I'll Be Home for Christmas received mixed to negative reviews. A reviewer for The Washington Post praised the early 1940s touches, though calling the story "sentimental and a bit predictable".[1] More negative was reviewer Faye Zuckerman, who wrote: "The much-anticipated NBC movie is a holiday special to delete from your must-see list. Early on the movie becomes sentimental and heavy-handed, rivaling the most overdone moments on primetime's slushy-sudsers Dynasty and Knots Landing.[4] She furthermore criticized Courteney Cox's "overdone emoting", which is "contrasted by Holbrook and Saint's lackluster performances here.

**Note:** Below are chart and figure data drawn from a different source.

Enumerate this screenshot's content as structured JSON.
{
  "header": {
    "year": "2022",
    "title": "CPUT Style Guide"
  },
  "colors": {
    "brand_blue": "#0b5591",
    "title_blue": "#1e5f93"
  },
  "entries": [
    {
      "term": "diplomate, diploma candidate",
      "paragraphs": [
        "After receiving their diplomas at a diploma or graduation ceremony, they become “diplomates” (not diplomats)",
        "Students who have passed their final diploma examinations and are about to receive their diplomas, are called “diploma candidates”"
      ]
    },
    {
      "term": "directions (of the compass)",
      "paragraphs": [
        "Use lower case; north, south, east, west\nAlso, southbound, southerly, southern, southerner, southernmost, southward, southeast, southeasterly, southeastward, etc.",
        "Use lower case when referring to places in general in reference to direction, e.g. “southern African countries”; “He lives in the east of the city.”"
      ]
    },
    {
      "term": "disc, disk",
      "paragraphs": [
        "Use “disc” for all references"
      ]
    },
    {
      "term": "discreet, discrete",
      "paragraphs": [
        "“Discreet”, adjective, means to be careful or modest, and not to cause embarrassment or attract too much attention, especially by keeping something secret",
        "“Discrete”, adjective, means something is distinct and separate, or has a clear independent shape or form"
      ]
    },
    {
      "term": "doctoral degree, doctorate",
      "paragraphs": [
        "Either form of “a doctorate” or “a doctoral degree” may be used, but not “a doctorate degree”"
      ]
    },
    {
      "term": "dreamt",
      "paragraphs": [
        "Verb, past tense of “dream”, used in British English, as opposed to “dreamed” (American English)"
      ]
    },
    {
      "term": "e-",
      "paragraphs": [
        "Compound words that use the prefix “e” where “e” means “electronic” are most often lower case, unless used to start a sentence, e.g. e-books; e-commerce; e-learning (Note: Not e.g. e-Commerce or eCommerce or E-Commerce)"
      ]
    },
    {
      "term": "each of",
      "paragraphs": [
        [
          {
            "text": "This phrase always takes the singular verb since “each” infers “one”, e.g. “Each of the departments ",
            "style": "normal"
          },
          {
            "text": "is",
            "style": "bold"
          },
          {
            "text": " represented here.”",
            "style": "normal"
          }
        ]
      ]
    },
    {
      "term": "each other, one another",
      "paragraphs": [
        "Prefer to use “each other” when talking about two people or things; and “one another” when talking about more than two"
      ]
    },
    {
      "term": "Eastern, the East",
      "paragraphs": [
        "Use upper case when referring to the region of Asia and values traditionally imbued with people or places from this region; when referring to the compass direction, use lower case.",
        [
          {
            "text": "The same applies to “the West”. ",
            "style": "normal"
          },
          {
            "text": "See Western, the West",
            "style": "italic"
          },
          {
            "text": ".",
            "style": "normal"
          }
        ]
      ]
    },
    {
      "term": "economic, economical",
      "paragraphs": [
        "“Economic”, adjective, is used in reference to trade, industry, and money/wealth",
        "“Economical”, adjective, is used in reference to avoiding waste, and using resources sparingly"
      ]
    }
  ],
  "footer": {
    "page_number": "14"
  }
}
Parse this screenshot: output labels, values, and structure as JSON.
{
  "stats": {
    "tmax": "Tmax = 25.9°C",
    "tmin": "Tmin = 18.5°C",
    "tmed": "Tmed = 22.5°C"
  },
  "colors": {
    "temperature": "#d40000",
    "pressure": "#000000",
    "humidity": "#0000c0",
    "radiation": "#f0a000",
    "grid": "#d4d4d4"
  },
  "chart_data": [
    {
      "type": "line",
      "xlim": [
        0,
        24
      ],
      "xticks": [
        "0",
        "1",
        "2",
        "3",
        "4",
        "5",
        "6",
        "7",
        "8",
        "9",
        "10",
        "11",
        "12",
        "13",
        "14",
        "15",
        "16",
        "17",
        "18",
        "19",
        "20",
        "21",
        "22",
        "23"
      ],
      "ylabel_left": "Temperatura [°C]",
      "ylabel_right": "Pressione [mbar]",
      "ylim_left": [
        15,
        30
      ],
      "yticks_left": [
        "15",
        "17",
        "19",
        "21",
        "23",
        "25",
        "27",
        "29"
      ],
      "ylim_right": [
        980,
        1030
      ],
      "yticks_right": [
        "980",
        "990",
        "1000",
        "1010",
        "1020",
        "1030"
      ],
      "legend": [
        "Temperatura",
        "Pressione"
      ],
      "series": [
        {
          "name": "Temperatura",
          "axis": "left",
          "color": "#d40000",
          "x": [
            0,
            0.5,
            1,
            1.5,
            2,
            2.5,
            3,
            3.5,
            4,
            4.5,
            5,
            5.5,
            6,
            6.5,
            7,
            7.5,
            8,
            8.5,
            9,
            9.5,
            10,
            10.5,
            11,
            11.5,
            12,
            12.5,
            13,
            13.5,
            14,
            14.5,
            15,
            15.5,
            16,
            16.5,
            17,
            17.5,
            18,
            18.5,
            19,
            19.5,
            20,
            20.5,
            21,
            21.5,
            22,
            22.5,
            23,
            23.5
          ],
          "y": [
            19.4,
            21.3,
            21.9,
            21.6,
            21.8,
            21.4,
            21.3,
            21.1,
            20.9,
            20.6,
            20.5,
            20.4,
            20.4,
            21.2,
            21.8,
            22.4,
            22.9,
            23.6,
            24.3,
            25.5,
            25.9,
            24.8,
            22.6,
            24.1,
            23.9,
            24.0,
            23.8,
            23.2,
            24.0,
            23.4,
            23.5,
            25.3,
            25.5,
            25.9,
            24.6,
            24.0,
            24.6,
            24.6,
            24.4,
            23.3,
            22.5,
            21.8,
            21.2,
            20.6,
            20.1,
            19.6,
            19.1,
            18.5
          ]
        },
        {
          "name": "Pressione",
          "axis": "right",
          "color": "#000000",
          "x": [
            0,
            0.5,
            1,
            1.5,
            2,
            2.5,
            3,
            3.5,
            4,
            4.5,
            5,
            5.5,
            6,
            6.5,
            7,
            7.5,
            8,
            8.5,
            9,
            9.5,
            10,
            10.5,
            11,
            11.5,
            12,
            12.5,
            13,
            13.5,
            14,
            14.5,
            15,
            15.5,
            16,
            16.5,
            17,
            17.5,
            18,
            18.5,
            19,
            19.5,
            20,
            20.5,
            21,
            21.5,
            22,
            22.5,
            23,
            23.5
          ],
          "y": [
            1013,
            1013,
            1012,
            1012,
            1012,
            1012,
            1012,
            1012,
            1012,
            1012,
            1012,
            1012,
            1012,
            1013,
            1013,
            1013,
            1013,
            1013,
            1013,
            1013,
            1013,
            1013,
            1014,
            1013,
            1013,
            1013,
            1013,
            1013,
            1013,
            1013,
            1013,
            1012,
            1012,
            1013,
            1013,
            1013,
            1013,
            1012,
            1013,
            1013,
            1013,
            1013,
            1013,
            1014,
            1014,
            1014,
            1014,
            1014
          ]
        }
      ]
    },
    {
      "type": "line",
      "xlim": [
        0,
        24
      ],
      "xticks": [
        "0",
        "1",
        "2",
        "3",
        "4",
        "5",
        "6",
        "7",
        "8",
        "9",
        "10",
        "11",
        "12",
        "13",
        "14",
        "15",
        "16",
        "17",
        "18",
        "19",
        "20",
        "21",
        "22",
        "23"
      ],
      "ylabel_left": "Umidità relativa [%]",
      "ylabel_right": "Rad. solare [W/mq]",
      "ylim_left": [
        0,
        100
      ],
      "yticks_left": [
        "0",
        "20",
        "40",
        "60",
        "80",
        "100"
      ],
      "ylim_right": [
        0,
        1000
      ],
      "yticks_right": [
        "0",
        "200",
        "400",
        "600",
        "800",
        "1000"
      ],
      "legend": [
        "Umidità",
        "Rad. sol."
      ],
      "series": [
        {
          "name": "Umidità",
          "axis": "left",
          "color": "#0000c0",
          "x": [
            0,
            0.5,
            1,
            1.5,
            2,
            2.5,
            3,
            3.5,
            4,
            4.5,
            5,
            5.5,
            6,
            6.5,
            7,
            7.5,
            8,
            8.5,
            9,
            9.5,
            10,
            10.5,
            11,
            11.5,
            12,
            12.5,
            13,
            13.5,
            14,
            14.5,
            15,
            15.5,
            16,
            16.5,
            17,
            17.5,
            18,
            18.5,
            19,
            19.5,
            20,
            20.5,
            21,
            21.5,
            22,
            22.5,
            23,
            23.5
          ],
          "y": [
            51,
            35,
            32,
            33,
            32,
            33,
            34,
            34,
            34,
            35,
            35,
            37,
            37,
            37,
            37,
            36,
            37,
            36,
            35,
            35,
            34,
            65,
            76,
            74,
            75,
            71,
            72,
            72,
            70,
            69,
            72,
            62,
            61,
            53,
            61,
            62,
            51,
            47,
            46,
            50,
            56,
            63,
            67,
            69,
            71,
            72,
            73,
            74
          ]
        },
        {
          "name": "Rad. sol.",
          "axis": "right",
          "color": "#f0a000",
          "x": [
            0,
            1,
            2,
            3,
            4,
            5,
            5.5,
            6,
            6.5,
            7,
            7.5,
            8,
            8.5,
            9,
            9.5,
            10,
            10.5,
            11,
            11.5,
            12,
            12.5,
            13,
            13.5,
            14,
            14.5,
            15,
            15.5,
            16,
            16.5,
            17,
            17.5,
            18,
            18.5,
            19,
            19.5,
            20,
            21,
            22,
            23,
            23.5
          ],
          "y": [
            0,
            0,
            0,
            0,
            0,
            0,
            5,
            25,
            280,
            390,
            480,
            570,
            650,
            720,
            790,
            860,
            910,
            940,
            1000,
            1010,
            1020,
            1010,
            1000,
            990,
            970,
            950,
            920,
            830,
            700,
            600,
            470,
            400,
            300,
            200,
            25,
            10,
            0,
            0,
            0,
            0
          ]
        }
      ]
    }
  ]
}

Both usually give credibility and strength to movies with such weak scripts. In this case they barely manage to muster enough energy to appear interested in their roles."[4]

References[edit]

  1. ^ a b c d "'I'll Be Home' more TV Christmas nostalgia" by Patricia Brennan of The Washington Post. The Telegraph-Herald, December 11, 1988.
  2. ^ Los Angeles Times, April 10, 1988.
  3. ^ a b "Hal Holbrook and Eva Marie Saint Star in 'I'll Be Home for Christmas' by Joan Hanauer. Schenectady Gazette, December 12, 1988.
  4. ^ a b "'Home for Christmas' movie is heavy-handed" by Faye Zuckerman. Times Daily, December 10, 1988.